На это Косте нечего было ответить. Он не хотел сидеть сложа руки, но ни Костя, ни Слава не знали, как они могут бороться с врагом.
Под вечер в город доставили раненых с пограничной заставы, которая первой встретила фашистов. Это были женщины и дети. Мужчины остались там и дрались до последнего. Рассказывали, что командир заставы, раненный в обе ноги, подполз к пулемету и в упор срезал вражеский пикировщик.
Раненые прибывали всю ночь. Школу отвели под госпиталь. В классах расставили койки, учительскую начали оборудовать под операционную. Костя и Слава вызвались было помочь, но им сказали, что обойдутся без них. Они пошли в военкомат, но там с ними не стали и разговаривать. А пионервожатый, к которому они обратились, ответил, что ждет указаний.
Однако Костя не желал больше ждать и слоняться без дела. Он решил обратиться прямо к секретарю горкома партии Аносову. И пусть Аносов скажет, должны ли пионеры в военное время сидеть без дела.
У подъезда горсовета, где на втором этаже помещался горком партии, стоял часовой и никого не пропускал. Здесь теперь находился военный штаб. Все-таки Костя решил ждать. Наконец, из подъезда вышел полный человек с коротко остриженной седой головой. Это был Аносов. В городе все его знали: Аносов жил здесь давно, а старики еще помнили его бойцом бригады Котовского.
Аносова сопровождал военный. У обоих были озабоченные лица. Военный что-то говорил, Аносов внимательно слушал. Так внимательно, что не замечал Кости, хотя тот изо всех сил старался попасться ему на глаза. Видя, что Аносов вот-вот уйдет, Костя — будь что будет — загородил ему дорогу.

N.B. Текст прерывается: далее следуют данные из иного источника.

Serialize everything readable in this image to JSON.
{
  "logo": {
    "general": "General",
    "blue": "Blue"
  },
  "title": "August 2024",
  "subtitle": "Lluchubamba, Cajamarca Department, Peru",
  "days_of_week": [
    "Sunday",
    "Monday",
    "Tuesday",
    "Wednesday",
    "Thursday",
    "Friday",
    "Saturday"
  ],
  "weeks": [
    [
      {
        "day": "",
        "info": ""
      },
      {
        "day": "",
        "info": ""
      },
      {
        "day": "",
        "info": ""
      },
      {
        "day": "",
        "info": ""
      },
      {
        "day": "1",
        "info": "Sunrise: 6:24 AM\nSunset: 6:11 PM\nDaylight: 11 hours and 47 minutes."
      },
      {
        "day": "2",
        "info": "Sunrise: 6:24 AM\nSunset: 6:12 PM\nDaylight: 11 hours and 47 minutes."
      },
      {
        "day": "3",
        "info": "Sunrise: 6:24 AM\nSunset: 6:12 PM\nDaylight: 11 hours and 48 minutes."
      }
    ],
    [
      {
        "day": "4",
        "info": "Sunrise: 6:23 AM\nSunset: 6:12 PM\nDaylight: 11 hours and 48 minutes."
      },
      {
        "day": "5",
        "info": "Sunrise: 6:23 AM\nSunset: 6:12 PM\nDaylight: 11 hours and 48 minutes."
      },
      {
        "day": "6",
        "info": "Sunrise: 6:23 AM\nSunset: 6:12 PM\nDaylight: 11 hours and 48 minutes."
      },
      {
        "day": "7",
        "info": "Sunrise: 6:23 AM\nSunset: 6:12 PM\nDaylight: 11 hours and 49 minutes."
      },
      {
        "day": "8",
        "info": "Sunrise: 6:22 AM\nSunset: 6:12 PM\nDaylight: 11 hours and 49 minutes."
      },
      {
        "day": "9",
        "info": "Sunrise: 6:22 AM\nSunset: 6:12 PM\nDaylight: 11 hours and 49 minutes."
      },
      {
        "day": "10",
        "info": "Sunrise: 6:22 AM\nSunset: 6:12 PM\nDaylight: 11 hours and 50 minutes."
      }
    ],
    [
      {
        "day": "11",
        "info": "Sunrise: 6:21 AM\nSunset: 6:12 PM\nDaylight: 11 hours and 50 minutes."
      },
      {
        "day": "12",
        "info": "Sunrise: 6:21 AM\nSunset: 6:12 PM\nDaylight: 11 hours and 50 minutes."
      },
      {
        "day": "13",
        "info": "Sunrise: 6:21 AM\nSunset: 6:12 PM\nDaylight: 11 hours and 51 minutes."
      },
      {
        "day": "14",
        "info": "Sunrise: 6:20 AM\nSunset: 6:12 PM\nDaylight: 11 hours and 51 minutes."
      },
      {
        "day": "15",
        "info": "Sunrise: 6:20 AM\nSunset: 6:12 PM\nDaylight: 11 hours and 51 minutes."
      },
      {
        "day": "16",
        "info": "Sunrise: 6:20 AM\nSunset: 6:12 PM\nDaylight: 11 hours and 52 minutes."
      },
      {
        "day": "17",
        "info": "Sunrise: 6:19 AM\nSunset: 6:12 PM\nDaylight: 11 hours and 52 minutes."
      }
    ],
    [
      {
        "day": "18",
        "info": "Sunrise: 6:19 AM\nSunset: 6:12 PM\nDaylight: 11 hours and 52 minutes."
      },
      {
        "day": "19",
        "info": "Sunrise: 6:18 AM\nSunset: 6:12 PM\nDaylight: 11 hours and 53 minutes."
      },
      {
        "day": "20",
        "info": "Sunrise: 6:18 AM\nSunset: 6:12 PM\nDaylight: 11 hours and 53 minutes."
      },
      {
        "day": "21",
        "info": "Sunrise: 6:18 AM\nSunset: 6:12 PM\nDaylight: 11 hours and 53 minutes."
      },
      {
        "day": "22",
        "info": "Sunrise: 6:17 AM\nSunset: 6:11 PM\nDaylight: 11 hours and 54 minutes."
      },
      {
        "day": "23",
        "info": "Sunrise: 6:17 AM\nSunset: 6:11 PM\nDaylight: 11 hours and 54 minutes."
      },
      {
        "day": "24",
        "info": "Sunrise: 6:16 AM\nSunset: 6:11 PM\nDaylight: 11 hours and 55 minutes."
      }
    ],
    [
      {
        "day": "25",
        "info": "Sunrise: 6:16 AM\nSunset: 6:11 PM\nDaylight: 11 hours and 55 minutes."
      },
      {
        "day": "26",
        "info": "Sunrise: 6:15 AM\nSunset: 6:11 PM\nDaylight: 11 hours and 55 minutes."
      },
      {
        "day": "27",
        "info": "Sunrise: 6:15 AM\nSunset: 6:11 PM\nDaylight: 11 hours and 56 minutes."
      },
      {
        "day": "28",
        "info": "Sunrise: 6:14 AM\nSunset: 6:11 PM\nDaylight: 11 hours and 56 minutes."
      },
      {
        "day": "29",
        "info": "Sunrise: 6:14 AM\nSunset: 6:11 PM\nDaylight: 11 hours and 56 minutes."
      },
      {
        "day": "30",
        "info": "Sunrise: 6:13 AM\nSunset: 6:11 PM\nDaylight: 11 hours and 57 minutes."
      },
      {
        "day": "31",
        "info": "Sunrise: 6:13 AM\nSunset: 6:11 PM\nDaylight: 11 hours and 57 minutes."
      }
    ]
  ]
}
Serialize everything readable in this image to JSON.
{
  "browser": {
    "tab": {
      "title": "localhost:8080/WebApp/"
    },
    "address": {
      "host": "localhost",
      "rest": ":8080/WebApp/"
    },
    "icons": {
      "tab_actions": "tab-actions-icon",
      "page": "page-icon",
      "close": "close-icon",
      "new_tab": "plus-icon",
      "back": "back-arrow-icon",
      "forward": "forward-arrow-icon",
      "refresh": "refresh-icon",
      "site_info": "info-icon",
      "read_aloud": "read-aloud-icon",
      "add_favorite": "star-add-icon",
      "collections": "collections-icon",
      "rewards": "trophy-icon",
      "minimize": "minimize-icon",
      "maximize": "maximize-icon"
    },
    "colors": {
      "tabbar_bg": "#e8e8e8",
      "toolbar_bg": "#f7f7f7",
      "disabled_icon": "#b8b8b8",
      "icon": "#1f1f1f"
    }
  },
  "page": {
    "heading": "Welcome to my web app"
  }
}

— Товарищ Аносов… Петр Сергеевич… Я к вам, то есть мы, пионеры пятого «Б»… Никто не обращает на нас внимания, а мы хотим, то есть мы обязаны, раз война! — выпалил Костя единым духом, весь красный, потный, уже струсивший немного, но всем своим видом желавший показать, что он, Костя, серьезный молодой человек и обращается по серьезному делу.
Аносов остановился, с удивлением разглядывая рыжего взъерошенного мальчика.
— Как тебя зовут? Костя Погребняк? А-а… — На усталом, озабоченном лице секретаря промелькнула улыбка, словно он действительно узнал Костю. Так хорошо начавшийся разговор был, к огорчению Кости, прерван военным, который нетерпеливо сказал, что пора ехать. Аносов шагнул к машине и, открывая дверцу, обернулся к Косте: — Вот что, друзья-товарищи! Помогите-ка раненым. Пишите им письма, читайте газеты… доброе дело сделаете!
С этими словами Аносов уехал.
Костя был горд выше всякой меры. Обратиться к самому секретарю горкома партии, побеседовать с ним запросто и получить от него совет — это не всякий сумеет. Слава, к которому поспешил Костя, полностью оценил успех товарища, однако заметил, что следует сообщить пионервожатому. Вожатый одобрил инициативу ребят. Решено было взять шефство над ранеными. После этого все трое отправились в госпиталь.
Начальник госпиталя, маленький военврач в очках, коротко сказал:
— Ладно. Два раза в неделю, от часа до трех. Только не сорить и не шуметь. Обратитесь к дежурному.
Ребятам выдали длинные не по росту халаты, и они вошли в свой бывший класс, где помещались теперь тяжело раненные. Вид раненых поразил Костю. Желтые, заострившиеся, словно высушенные болью лица, с остановившимся, тусклым или лихорадочно блестящим взглядом, запах гноящихся ран, мучительные стоны… Так вот, значит, какая она, война!